The only remedy for it is death. It is inveterately bad, and is the very root and essence of the carnal mind and the sinful soul. It cannot be improved. You may educate it, but like the tiger’s cub it would some day strike the very hand that would caress it, and prove that still it has the tiger’s heart.
But you cannot kill it yourself. You may try, like Nero, to commit suicide and stab yourself a hundred times, but you will always miss the vital part. All that you can do is to hand it over to Christ, to pronounce the sentence of death upon it, to sign the death warrant, to give Him the right to slay it, and then to reckon it nailed to His cross and dead through His dying. “For if one died for all, then all died; and He died for all that they which live should not henceforth live unto themselves, but unto Him that died for them and rose again.”
Then not only will self pass out with Jesus on the cross, but love will come in with Jesus in the resurrection; and Christ’s life and Christ’s love will displace the old life of self and sin. What a marvelous power love has even in a human life to lift above the tyranny of self! We have seen sometimes a petted and selfish girl surrounded by wealth and admiration until she was wholly spoiled and became the center of the circle in which she lived, her whole being perverted by a refined selfishness. But we have seen that girl in after years a self-denying, loving wife and mother, devoted to the happiness of her husband, sharing his poverty, toiling for his comfort, and with a love that never wearied and a heart that never grew cold or tired nursing the little children that have come into her arms. What has cast out the idol of self from the throne of her heart? Nothing but love. A noble, beloved human friend came in and took the place that self had occupied. So the love of Jesus, when truly revealed by the Holy Spirit, wins the heart and makes us content without the things that once we demanded, because His smile is our sunshine and His love our heaven. It is Christ that displaces self, and turns the earthly heart into a land of Beulah and a Hephzibah of love and joy.

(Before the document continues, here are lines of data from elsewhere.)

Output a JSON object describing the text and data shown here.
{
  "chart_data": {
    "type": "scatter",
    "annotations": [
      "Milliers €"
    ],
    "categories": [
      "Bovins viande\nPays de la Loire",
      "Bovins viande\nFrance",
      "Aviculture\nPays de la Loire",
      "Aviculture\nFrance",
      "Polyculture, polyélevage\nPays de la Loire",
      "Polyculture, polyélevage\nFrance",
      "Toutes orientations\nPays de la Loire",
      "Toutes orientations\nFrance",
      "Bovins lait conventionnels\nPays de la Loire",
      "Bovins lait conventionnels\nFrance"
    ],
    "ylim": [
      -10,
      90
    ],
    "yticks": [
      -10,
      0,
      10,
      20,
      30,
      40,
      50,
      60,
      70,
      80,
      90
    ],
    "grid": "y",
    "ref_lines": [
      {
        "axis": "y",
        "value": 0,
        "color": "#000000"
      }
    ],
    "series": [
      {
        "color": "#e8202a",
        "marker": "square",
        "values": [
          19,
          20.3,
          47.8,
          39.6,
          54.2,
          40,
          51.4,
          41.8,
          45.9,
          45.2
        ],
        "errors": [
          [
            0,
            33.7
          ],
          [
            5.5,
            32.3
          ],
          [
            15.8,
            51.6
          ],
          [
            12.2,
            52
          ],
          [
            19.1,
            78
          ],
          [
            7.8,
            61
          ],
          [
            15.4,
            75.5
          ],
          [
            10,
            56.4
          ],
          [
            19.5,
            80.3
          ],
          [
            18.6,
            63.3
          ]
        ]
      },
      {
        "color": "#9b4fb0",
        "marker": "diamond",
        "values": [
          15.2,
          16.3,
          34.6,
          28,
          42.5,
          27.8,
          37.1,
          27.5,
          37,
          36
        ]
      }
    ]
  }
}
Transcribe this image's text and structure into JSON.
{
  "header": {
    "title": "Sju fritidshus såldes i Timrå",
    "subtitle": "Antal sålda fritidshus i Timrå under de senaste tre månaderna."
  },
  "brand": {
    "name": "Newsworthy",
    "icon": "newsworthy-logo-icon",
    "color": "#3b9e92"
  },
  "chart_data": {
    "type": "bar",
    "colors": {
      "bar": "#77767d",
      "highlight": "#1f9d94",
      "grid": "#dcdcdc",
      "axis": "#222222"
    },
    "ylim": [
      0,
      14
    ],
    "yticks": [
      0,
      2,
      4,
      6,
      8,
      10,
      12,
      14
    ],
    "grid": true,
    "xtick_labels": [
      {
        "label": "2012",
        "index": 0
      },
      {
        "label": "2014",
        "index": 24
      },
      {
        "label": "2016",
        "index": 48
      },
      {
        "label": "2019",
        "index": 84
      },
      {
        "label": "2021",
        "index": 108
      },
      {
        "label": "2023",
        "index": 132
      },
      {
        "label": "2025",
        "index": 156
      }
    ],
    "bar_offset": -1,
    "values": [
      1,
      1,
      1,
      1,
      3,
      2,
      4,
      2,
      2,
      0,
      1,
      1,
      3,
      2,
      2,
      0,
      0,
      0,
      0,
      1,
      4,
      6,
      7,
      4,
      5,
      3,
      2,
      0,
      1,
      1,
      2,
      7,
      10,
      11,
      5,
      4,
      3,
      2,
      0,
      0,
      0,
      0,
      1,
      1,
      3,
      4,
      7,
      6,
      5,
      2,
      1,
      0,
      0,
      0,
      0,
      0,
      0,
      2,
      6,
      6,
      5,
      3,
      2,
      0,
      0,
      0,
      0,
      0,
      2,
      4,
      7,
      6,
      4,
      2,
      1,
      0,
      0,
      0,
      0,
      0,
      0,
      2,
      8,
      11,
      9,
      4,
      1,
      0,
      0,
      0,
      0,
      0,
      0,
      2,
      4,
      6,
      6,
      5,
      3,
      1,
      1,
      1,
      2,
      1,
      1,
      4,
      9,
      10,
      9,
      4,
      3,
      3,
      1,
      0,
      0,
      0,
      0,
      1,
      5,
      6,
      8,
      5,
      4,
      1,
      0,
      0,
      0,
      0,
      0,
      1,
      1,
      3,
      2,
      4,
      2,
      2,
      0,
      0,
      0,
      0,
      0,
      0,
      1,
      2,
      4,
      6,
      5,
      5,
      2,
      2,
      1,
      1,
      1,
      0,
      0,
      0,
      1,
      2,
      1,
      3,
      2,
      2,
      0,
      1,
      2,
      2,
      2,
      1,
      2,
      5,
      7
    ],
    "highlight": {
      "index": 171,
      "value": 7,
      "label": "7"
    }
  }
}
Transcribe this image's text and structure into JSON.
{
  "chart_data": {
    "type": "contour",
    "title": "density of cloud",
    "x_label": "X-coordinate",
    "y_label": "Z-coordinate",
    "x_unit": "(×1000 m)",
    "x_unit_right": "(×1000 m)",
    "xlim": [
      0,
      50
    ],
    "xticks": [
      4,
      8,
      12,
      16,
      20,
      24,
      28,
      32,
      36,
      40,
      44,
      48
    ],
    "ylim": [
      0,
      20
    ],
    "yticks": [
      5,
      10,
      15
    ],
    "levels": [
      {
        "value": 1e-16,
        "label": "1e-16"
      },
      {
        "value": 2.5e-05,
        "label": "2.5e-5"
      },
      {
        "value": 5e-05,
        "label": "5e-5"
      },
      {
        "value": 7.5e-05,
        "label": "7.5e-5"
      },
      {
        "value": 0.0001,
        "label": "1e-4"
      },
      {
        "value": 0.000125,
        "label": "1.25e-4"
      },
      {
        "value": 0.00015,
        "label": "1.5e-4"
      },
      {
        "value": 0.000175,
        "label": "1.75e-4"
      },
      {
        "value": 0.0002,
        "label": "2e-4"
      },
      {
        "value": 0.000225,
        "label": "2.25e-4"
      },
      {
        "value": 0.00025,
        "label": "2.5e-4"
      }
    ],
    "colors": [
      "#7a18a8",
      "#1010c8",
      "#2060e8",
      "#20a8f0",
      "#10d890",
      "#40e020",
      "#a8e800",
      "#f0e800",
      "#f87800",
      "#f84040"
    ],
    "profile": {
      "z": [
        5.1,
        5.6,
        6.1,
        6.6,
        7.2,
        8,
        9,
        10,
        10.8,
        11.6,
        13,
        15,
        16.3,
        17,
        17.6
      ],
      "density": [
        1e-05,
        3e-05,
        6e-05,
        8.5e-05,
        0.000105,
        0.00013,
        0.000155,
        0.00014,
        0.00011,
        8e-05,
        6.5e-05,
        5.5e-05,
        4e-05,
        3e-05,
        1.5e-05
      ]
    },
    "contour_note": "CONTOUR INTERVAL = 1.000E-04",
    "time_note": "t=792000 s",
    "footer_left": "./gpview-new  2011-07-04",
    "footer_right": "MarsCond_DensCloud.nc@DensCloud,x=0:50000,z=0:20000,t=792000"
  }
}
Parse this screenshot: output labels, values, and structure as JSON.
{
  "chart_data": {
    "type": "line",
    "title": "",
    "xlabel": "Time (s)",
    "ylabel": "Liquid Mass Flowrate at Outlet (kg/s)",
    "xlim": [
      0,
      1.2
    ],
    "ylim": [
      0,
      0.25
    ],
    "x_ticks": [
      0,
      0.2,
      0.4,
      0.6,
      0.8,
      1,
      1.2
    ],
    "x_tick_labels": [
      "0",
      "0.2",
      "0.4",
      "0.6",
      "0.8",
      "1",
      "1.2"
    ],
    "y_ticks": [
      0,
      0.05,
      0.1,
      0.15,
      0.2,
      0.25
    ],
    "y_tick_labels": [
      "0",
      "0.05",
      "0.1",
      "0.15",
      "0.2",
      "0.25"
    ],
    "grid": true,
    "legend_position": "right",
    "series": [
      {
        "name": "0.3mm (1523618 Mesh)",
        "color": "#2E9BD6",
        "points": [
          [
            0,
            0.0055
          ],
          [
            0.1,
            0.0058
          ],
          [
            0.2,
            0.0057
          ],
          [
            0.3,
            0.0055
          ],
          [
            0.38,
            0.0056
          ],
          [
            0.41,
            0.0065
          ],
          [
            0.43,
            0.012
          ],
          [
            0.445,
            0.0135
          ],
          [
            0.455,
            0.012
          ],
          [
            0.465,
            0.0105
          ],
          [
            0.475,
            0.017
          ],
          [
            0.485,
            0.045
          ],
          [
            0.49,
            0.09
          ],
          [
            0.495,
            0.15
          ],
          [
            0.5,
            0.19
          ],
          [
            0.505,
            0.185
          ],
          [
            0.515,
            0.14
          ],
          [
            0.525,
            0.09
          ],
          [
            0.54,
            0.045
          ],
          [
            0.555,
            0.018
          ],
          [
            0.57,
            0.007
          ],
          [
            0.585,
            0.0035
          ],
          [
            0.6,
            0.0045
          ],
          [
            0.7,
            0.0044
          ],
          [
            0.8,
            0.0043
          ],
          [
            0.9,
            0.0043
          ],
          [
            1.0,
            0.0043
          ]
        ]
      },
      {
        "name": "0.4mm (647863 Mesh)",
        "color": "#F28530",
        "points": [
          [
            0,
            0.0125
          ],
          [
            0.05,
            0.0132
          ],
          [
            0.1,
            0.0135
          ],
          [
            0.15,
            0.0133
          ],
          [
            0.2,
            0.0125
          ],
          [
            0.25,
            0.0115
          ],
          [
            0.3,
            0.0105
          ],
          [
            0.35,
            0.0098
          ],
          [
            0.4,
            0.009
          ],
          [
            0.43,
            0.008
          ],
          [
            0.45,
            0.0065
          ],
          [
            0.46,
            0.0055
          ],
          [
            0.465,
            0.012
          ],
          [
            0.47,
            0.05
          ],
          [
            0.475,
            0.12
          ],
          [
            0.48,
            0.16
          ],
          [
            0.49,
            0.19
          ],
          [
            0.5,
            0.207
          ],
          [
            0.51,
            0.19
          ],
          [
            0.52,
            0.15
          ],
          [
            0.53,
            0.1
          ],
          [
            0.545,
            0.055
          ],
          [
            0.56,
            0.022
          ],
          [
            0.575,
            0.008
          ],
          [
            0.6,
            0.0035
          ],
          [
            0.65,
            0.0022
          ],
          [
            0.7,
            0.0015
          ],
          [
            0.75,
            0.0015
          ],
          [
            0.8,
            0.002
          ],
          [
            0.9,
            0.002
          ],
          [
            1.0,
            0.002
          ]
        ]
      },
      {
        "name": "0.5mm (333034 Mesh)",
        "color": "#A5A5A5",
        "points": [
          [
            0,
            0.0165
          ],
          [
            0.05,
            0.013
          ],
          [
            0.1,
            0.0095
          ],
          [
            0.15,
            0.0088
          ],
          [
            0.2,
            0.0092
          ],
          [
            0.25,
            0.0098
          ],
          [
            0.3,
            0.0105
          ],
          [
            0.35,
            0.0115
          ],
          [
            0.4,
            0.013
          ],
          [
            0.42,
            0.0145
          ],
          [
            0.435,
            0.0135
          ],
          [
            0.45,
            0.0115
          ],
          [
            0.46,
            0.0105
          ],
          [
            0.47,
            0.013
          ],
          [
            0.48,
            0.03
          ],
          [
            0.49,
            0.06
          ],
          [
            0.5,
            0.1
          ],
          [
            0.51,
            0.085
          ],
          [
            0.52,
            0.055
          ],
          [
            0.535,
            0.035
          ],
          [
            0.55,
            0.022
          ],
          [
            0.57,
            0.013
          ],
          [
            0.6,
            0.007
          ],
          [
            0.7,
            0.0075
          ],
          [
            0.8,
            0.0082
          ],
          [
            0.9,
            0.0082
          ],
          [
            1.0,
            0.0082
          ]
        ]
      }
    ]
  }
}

But this can only come through the coming of Christ Himself. Are we willing to believe that He is waiting to win, to occupy, and to satisfy these hearts of ours with His life of love, and the expulsive power of that new affection that will enable us henceforth to live “not unto ourselves but unto Him that died for us and rose again”? Only by the surrender of self can you really find the satisfaction of true self-love. While we seek for happiness we always miss it, but when, as Abraham laid his Isaac on the altar of Moriah, we lay down our life, then we find, as Abraham did, that what we gave – that we have, and what we would have kept – that we should have lost.”For he that saveth his life shall lose it, and he that loseth his life for My sake shall keep it unto life eternal.”